CDC Warns About Deadly Marburg Virus Amid Outbreaks in Africa

CDC Warns About Deadly Marburg Virus Amid Outbreaks in Africa
This transmission electron microscopic (TEM) image in 1975 of an undisclosed tissue sample, reveals the presence of numerous Marburg virus particles. (CDC/Dr. Fred Murphy; Sylvia Whitfield)
Mimi Nguyen Ly

The U.S. Centers for Disease Control and Prevention (CDC) is warning travelers to take precautions and avoid nonessential travel in the African nations of Equatorial Guinea and Tanzania amid outbreaks of the deadly Marburg virus disease (MVD).

The CDC also says it’s sending personnel from its National Center for Emerging and Zoonotic Infectious Diseases to respond to the outbreaks.

Equatorial Guinea declared an outbreak of MVD on Feb. 13, and Tanzania declared an outbreak on March 21, the CDC noted.

The World Health Organization (WHO) has recorded at least nine confirmed cases in Equatorial Guinea and another 20 probable cases, all of whom have died as of March 25. In Tanzania, the WHO confirmed eight cases, five of whom have died, with the remaining three people undergoing treatments as of March 22.
People are being warned to avoid nonessential travel to the regions where the outbreak is occurring.

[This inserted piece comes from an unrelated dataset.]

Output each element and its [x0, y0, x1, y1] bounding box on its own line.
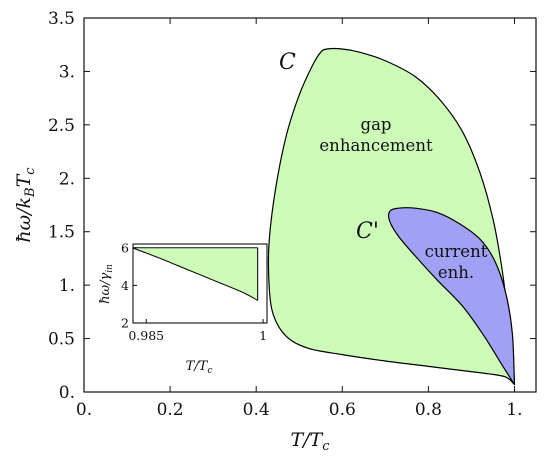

In Equatorial Guinea, the provinces are Kie-Ntem, Centro Sur, and Litoral. In Tanzania, the Kagera region had confirmed cases.

Kenya and Uganda are on high alert due to the recent cases in Tanzania.

MVD is often fatal and is caused by the Marburg virus, which is in the same family as the virus that causes Ebola. According to the CDC, (pdf) as many as 9 out of 10 people infected with the virus will die without treatment.
It causes a viral hemorrhagic fever that brings severe symptoms within seven days that include high fever, chills, severe headache, muscle pain, malaise, rash, sore throat, diarrhea, weakness, uncontrolled bleeding or bruising, and more.

CDC Recommendations

The CDC recommends that people should watch for MVD symptoms while in the outbreak areas and for 21 days after leaving the area. If they develop any of the symptoms, they must isolate themselves and seek medical care immediately, according to the CDC.

The virus, like Ebola, originates in bats and can spread from infected bats to people or between people via direct contact with blood or body fluids. It can also be transmitted by contaminated surfaces. Other nonhuman primates, such as chimpanzees and gorillas, can also be infected with the virus and therefore pose a threat.

The CDC advises that people who travel to Equatorial Guinea or Tanzania should avoid contact with sick people who have symptoms such as fever, muscle pain, and rash; avoid contact with blood and other body fluids; avoid contact with dead bodies or items that have been in contact with dead bodies, participating in funeral or burial rituals, or attending a funeral or burial; avoid visiting health care facilities in the outbreak area for nonurgent medical care or for nonmedical reasons; avoid visiting traditional healers; avoid contact with fruit bats and the caves and mines where they live; and avoid nonhuman primates (e.g., chimpanzees, gorillas).

While there are no vaccines or drugs currently authorized for MVD, infection control protocols can help prevent its transmission, and rehydration treatment to improve symptoms can improve people’s chances of survival.

Marburg outbreaks and individual cases have, in the past, been recorded in Angola, Congo, Kenya, South Africa, Uganda, and Ghana, according to the WHO.

The rare virus was first identified in 1967 after it caused simultaneous outbreaks of disease in laboratories in Marburg, Germany, and Belgrade, Serbia. Seven people died who were exposed to the virus while conducting research on monkeys.

The Associated Press contributed to this report.